Part 3: Tracing and Chaos
A System You Can Trust

I'm a CTO and founder with nearly two decades of experience driving growth and transformation through technology. At Stronghold Investment Management, I led the development of a systematic real asset trading platform and modernized everything from Salesforce strategy to custom cloud-native infrastructure. My background spans commercial real estate, e-commerce, and private markets — always focused on delivering innovation, velocity, and meaningful business outcomes. I hold a PhD in Theoretical & Computational Biophysics and was recognized as a Google Developer Expert in Cloud. I build high-trust, high-output teams. I’ve rebuilt broken cultures, hired top-tier engineers, and helped early-stage and PE-backed companies scale with confidence. System modernization is my specialty — not just upgrading software, but aligning teams and infrastructure with what the business actually needs. Currently, I lead client engagements through Heavy Chain Engineering and am building Newroots.ai, an AI-driven relocation advisory platform.
In the last two posts, we verified that our system can handle paused services (Part 1) and dead message brokers (Part 2). But resilience isn't just about surviving; it's about understanding what is happening when things go wrong.
The Architecture Recap
Our system has grown complex. A single user request now traverses multiple hops:

When a request passes through three different services and two queues, looking at logs is painful. You have to grep through different files, trying to match timestamps.
This is where Distributed Tracing comes in.
Experiment 1: Following the Breadcrumbs
The sandbox comes pre-configured with OpenTelemetry and Tempo. Every time the Sensor Sim generates a message, it attaches a unique trace_id. That ID is passed along to every service in the chain.
Step 1: Get a Trace ID
Let’s grab a real ID from the logs. You can use the Docker Dashboard to view the logs of sensor_sim, or run:
docker compose logs sensor_sim | grep "Published sensor reading" | tail -1
Copy the ID you see there.
Step 2: Visualize the Journey
Go to Grafana, click "Explore," and select Tempo as the datasource. Paste your ID into the query bar.
You’ll see a "Flame Graph." This visualizes the exact path that one request took.
The long bar at the top is the total time.
The smaller bars below show how long the Ingestion service took, how long the database write took, and how long the worker took to process it.

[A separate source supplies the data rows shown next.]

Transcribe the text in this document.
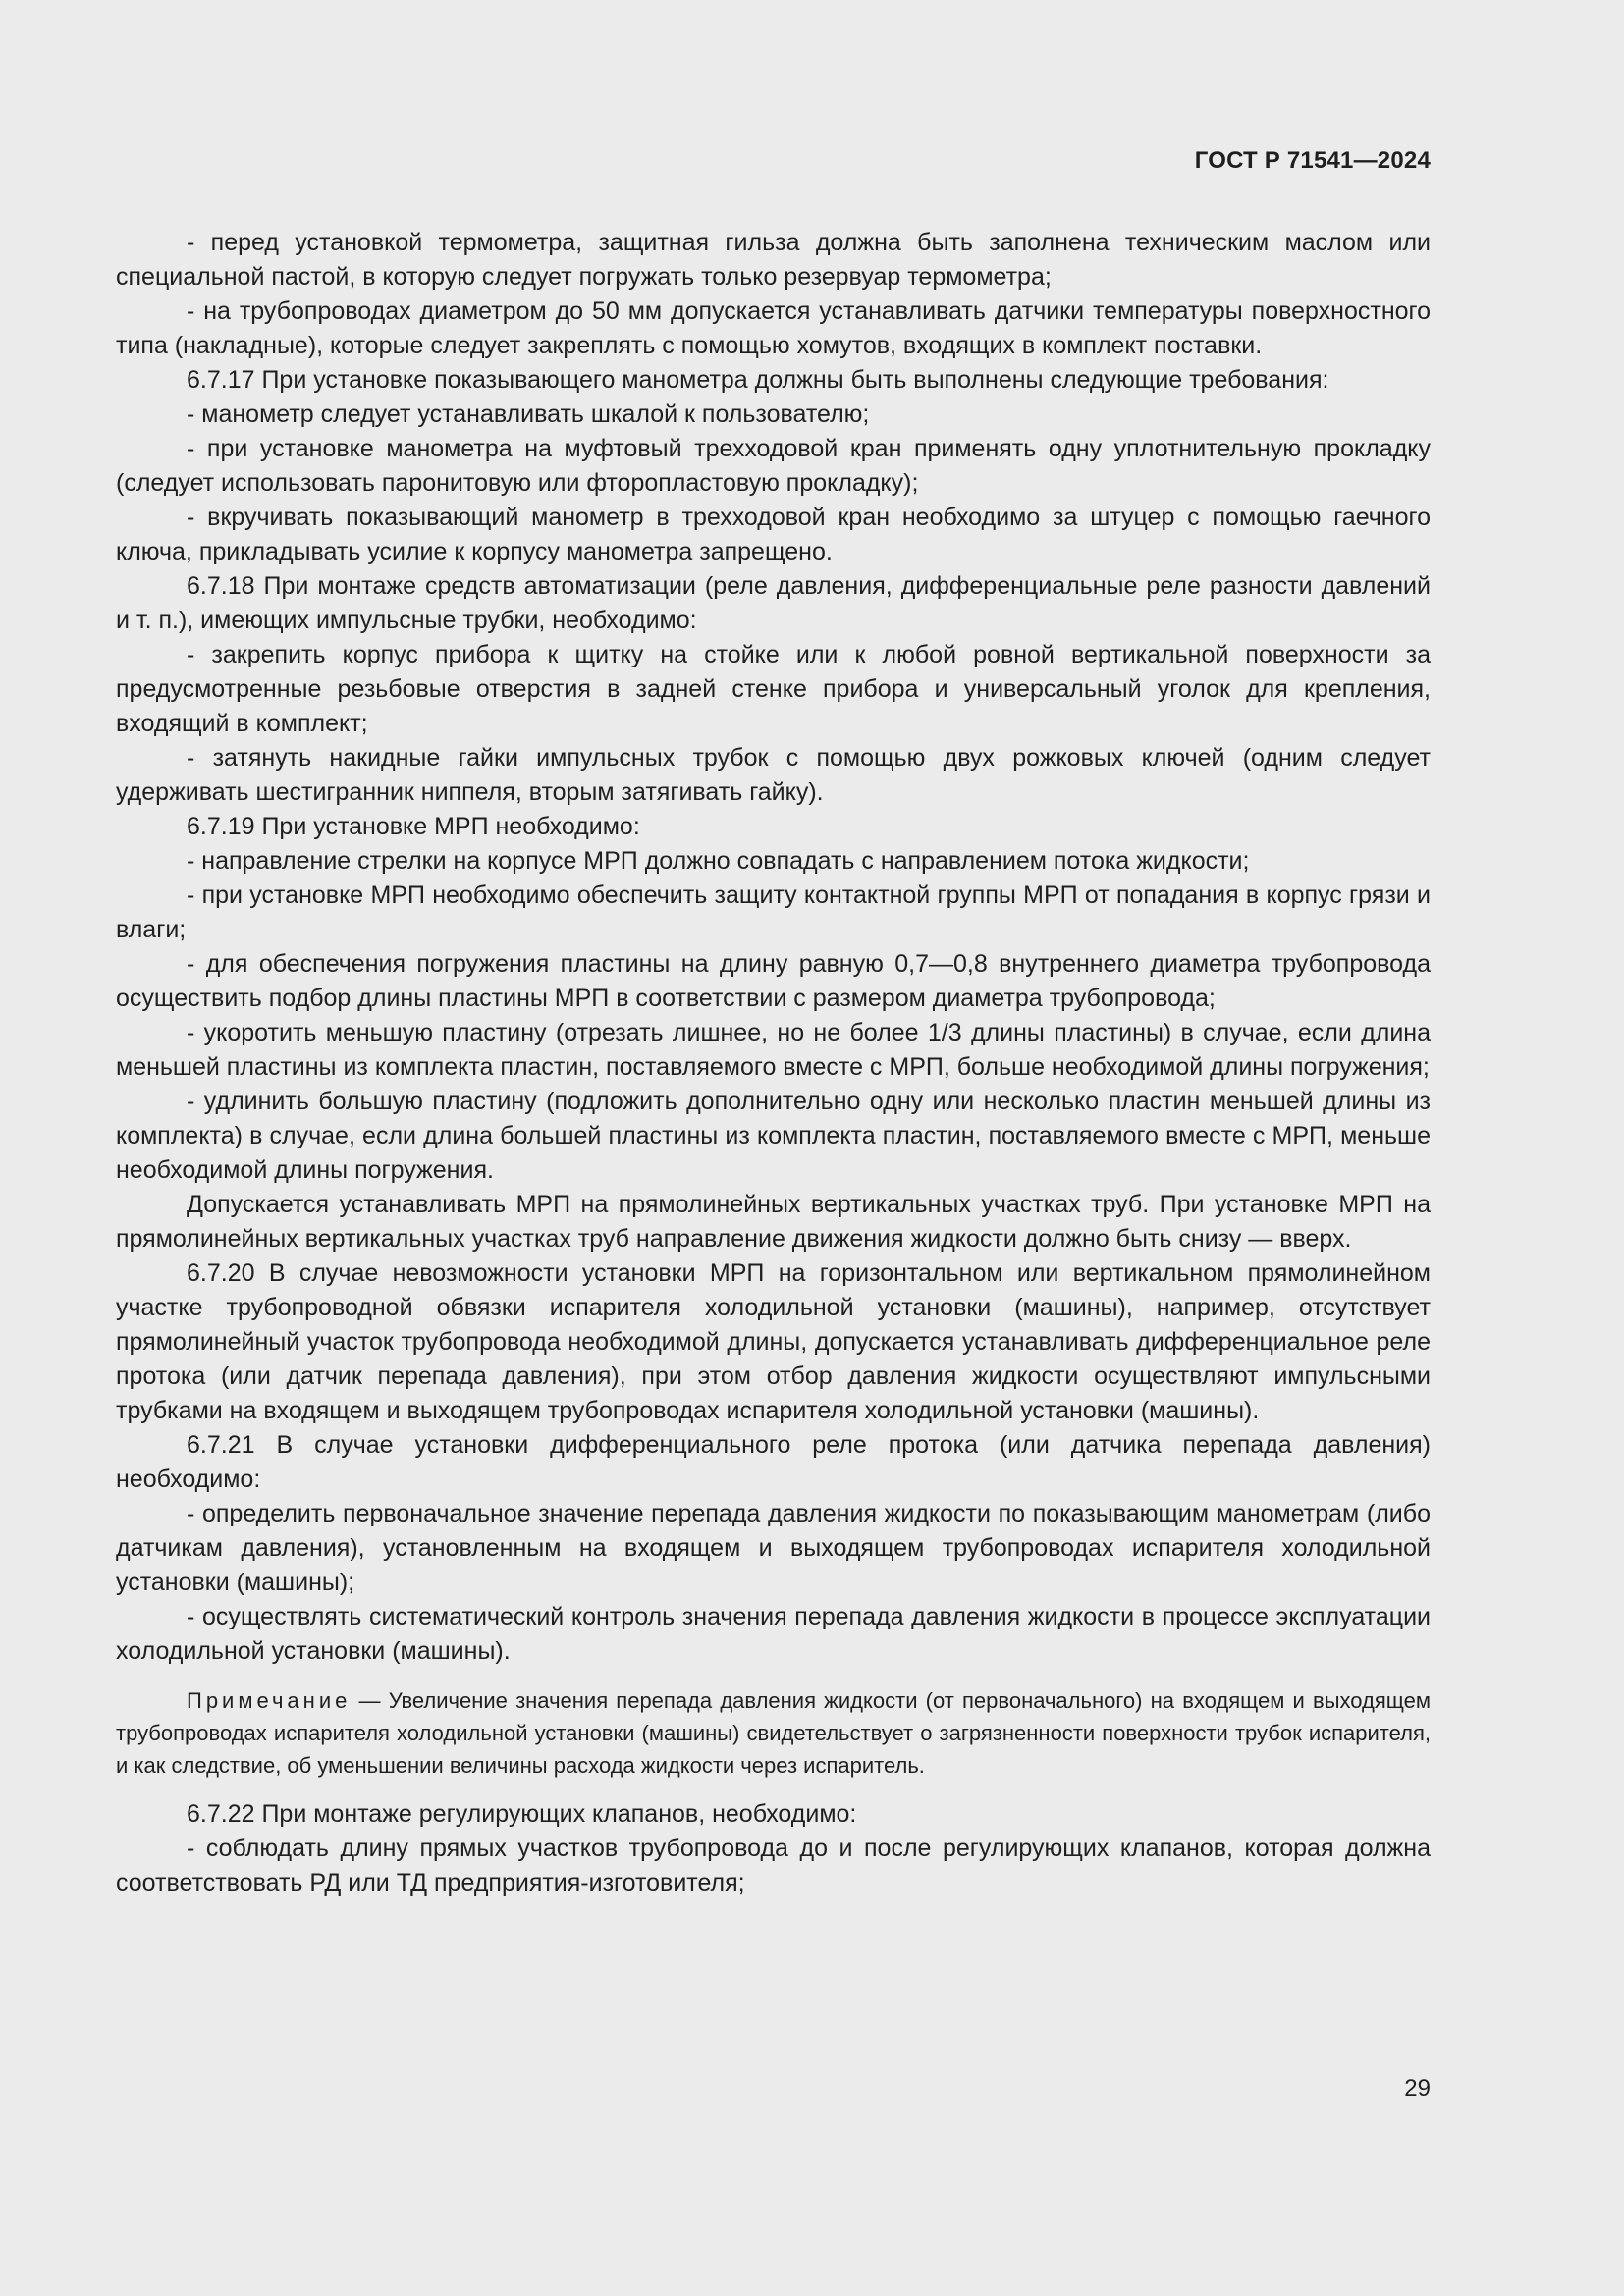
ГОСТ Р 71541—2024

- перед установкой термометра, защитная гильза должна быть заполнена техническим маслом или специальной пастой, в которую следует погружать только резервуар термометра;

- на трубопроводах диаметром до 50 мм допускается устанавливать датчики температуры поверхностного типа (накладные), которые следует закреплять с помощью хомутов, входящих в комплект поставки.

6.7.17 При установке показывающего манометра должны быть выполнены следующие требования:

- манометр следует устанавливать шкалой к пользователю;

- при установке манометра на муфтовый трехходовой кран применять одну уплотнительную прокладку (следует использовать паронитовую или фторопластовую прокладку);

- вкручивать показывающий манометр в трехходовой кран необходимо за штуцер с помощью гаечного ключа, прикладывать усилие к корпусу манометра запрещено.

6.7.18 При монтаже средств автоматизации (реле давления, дифференциальные реле разности давлений и т. п.), имеющих импульсные трубки, необходимо:

- закрепить корпус прибора к щитку на стойке или к любой ровной вертикальной поверхности за предусмотренные резьбовые отверстия в задней стенке прибора и универсальный уголок для крепления, входящий в комплект;

- затянуть накидные гайки импульсных трубок с помощью двух рожковых ключей (одним следует удерживать шестигранник ниппеля, вторым затягивать гайку).

6.7.19 При установке МРП необходимо:

- направление стрелки на корпусе МРП должно совпадать с направлением потока жидкости;

- при установке МРП необходимо обеспечить защиту контактной группы МРП от попадания в корпус грязи и влаги;

- для обеспечения погружения пластины на длину равную 0,7—0,8 внутреннего диаметра трубопровода осуществить подбор длины пластины МРП в соответствии с размером диаметра трубопровода;

- укоротить меньшую пластину (отрезать лишнее, но не более 1/3 длины пластины) в случае, если длина меньшей пластины из комплекта пластин, поставляемого вместе с МРП, больше необходимой длины погружения;

- удлинить большую пластину (подложить дополнительно одну или несколько пластин меньшей длины из комплекта) в случае, если длина большей пластины из комплекта пластин, поставляемого вместе с МРП, меньше необходимой длины погружения.

Допускается устанавливать МРП на прямолинейных вертикальных участках труб. При установке МРП на прямолинейных вертикальных участках труб направление движения жидкости должно быть снизу — вверх.

6.7.20 В случае невозможности установки МРП на горизонтальном или вертикальном прямолинейном участке трубопроводной обвязки испарителя холодильной установки (машины), например, отсутствует прямолинейный участок трубопровода необходимой длины, допускается устанавливать дифференциальное реле протока (или датчик перепада давления), при этом отбор давления жидкости осуществляют импульсными трубками на входящем и выходящем трубопроводах испарителя холодильной установки (машины).

6.7.21 В случае установки дифференциального реле протока (или датчика перепада давления) необходимо:

- определить первоначальное значение перепада давления жидкости по показывающим манометрам (либо датчикам давления), установленным на входящем и выходящем трубопроводах испарителя холодильной установки (машины);

- осуществлять систематический контроль значения перепада давления жидкости в процессе эксплуатации холодильной установки (машины).

Примечание — Увеличение значения перепада давления жидкости (от первоначального) на входящем и выходящем трубопроводах испарителя холодильной установки (машины) свидетельствует о загрязненности поверхности трубок испарителя, и как следствие, об уменьшении величины расхода жидкости через испаритель.

6.7.22 При монтаже регулирующих клапанов, необходимо:

- соблюдать длину прямых участков трубопровода до и после регулирующих клапанов, которая должна соответствовать РД или ТД предприятия-изготовителя;

29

If a request is slow, you don't have to guess why. You can look at the trace and see exactly which bar is the longest.
Experiment 2: Injecting Chaos
Finally, let’s have some fun. We know how the system behaves when components stop. But how does it behave when the network gets "flaky"?
Included in the stack is Toxiproxy, a tool specifically designed to simulate bad network conditions. It sits in front of our database and broker, acting as a proxy that we can corrupt.
The Scenario: The Slow Database
Let's simulate a network issue that adds 500ms of latency to every database call. Run the helper script included in the repo:
./scripts/chaos/inject-latency.sh postgres 500
The Observation
Go back to your Grafana dashboard.
Latency Spikes: You’ll obviously see database transaction times go up.
Backpressure Returns: Remember Part 1? Because the database is slow, the Ingestion Service can't process messages as fast.
The CPU Change: Check the Docker Dashboard. You might see the CPU usage of the Ingestion service drop slightly (as it spends more time waiting on IO).
This shows the ripple effect. A slow database causes a slow API, which causes a backing-up queue.
Outside Reading
Focus: The "Async Processing" subgraph. How we reliably take events from the Outbox and ensure they are processed by workers, even under heavy load.
Diagram Scope: Dispatcher (Publishing) → RabbitMQ (Work Queue) → Worker Service
Topics to Investigate:
Reliable Publishing: How does the Dispatcher ensure RabbitMQ actually received the message before it marks the Outbox record as "done"? (Publisher Confirms).
The Work Queue Pattern (Competing Consumers): How RabbitMQ distributes tasks across multiple instances of the Worker Service to scale processing power.
Consumer Prefetch: Tuning RabbitMQ so one worker doesn't hog all the messages while others sit idle (load balancing at the consumer level).
Handling Failures in Workers:
Idempotency: The most critical concept for workers. Ensuring that processing the same message twice doesn't corrupt data (e.g., if a worker crashes halfway through).
Dead Letter Exchanges (DLX): Where messages go to die (and be inspected later) after too many failed processing attempts.
Play Around
Use this little system to play around. You can tear down small parts of it. You can stop the entire thing and restart exactly where you left off.
Conclusion
We’ve now toured the full loop of distributed systems engineering:
Architecture: Designing for resilience (Queues, Outbox).
Observability: Visualizing the health (Grafana, Tracing).
Chaos: Proactively breaking things to verify our assumptions.
This repository is yours to play with. Try pausing the workers. Try adding jitter to the network. The more you break it in the sandbox, the less scary it will be when it happens in production.